[e2e] RTT estimation
Craig Partridge
craig at aland.bbn.com
Wed Apr 30 12:41:50 PDT 2003
In message <1051727351.1782.94.camel at enpc3334>, Dong Zheng writes:
>My question is whether there is any metric that tells how well the
>current Jacobson/Karn algorithm doing the estimation? I mean, given the
>fluctuation of the RTT, to what level of the fluctuation can the current
>algorithm track?
I'll start by saying I'm not aware of one and then try to summarize a
conversation that Van Jacobson and I had on a hotel bench c. 1989 on
the topic.
First, the key issue is less the RTT than the RTO -- that is, when does
the round-trip timer go off. In 1989, when the emphasis was on maximizing
the value of every packet, the goal was to never have an RTO go off early
(where "early" is defined as -- the ACK is on its way but hasn't arrived yet),
and, subject to never being early, have the RTO go off as soon as possible
once it is clear that a packet is lost. In today's world where performance
is often valued more highly, you might seek a more aggressive RTO (i.e.

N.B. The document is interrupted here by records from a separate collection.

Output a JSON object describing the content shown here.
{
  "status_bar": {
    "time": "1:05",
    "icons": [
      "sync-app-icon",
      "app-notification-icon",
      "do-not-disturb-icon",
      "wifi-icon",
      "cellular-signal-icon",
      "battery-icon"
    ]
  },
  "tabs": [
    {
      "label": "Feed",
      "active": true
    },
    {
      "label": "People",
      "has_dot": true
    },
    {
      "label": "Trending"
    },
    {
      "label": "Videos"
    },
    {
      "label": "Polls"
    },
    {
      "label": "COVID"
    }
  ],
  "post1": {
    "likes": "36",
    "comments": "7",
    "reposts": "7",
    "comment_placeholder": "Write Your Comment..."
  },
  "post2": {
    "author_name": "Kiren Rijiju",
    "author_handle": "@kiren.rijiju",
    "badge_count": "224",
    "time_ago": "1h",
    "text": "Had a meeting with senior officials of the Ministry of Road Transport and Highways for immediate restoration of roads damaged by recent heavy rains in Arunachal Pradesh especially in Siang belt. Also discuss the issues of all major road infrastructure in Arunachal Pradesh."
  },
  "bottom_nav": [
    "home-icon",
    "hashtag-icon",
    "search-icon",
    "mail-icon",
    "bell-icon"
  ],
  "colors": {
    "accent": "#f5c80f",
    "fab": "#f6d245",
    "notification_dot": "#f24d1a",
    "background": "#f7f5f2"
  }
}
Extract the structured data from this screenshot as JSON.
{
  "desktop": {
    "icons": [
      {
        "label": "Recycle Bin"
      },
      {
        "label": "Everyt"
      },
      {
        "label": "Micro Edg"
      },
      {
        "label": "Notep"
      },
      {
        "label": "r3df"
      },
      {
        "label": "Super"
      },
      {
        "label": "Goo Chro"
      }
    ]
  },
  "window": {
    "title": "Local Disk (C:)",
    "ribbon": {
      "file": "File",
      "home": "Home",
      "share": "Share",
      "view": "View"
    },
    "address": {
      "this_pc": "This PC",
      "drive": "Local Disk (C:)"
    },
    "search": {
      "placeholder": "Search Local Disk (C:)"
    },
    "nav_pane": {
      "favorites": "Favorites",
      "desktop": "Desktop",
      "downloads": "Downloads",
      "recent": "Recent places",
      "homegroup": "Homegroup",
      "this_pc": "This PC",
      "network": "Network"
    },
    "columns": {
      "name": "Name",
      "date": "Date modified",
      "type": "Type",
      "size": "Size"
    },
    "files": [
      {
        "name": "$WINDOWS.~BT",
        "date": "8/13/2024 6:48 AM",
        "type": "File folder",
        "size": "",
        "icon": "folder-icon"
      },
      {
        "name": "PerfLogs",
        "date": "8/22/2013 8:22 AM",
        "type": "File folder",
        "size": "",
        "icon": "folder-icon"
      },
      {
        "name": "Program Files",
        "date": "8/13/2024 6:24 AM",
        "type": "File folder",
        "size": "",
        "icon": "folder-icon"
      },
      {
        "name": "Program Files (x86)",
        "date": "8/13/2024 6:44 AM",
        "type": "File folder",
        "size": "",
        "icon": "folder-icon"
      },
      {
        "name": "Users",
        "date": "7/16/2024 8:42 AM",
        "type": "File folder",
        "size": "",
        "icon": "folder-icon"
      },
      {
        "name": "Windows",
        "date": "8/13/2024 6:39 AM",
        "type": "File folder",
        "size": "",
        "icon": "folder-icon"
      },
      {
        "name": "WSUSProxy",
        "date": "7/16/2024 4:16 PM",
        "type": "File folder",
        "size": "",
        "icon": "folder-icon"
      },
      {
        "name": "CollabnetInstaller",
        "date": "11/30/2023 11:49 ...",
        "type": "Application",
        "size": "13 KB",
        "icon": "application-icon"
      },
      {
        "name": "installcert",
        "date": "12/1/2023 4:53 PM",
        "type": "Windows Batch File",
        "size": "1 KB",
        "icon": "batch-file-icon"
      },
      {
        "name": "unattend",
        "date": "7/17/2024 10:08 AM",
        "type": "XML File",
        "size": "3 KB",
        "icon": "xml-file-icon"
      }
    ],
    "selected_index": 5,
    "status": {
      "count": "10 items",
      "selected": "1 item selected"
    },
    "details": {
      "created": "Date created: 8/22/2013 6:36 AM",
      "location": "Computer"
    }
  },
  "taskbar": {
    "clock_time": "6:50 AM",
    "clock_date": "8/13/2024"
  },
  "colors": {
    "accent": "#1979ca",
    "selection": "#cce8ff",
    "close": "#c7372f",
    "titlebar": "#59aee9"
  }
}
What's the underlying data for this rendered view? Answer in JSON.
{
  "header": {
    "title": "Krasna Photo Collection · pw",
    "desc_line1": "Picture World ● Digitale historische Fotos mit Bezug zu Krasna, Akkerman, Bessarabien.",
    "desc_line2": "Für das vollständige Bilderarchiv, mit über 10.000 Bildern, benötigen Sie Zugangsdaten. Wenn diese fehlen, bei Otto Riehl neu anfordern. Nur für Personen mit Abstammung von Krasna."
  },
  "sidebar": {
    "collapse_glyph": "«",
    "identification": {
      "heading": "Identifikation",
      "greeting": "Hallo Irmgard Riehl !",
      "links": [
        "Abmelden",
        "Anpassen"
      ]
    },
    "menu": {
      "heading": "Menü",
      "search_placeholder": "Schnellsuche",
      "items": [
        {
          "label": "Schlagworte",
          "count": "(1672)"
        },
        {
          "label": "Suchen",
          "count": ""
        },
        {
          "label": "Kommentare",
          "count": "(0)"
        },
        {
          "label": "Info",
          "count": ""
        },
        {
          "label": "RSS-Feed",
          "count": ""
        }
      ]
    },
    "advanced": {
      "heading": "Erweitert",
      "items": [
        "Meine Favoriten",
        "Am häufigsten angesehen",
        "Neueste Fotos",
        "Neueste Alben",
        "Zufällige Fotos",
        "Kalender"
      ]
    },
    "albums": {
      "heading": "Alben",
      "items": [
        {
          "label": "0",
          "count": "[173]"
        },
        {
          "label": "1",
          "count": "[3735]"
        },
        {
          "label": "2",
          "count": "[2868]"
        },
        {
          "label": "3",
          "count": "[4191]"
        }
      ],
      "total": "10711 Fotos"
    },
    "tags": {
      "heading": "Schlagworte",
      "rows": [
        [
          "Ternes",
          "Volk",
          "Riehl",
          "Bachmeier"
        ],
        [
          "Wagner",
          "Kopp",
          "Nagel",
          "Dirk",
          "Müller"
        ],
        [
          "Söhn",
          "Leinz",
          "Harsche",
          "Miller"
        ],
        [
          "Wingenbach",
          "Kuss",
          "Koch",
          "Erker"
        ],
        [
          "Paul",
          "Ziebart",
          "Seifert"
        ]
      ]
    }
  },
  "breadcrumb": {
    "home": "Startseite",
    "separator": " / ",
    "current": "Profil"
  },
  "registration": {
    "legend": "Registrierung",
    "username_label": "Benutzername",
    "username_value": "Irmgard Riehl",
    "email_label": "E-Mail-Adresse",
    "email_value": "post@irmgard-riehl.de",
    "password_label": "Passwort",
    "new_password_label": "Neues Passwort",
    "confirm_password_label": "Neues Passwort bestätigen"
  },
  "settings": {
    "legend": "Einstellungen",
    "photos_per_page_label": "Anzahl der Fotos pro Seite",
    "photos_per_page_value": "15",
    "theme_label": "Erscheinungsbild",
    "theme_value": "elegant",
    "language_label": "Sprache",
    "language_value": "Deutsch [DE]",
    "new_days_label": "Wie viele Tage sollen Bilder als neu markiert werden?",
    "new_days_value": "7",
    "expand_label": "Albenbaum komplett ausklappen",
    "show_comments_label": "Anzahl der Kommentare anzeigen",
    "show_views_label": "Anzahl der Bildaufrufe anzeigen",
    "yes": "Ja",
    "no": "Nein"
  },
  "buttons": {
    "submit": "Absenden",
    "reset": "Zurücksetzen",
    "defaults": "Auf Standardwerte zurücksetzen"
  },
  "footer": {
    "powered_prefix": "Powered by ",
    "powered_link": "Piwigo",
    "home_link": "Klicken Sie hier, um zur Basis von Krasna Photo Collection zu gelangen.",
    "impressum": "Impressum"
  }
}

accept more early RTOs in return for better RTO times when packets are
lost) -- although I'll quickly note that the consequence of a timeout
can be resetting the TCP congestion window.
So, to my mind, if you want to be quantitative, you should assign a high
error weight to early RTO values, and a low error weight to slightly late
RTO values (but progressively higher, the later they are -- where "later"
means how long after an ACK should have come back but didn't, do we wait).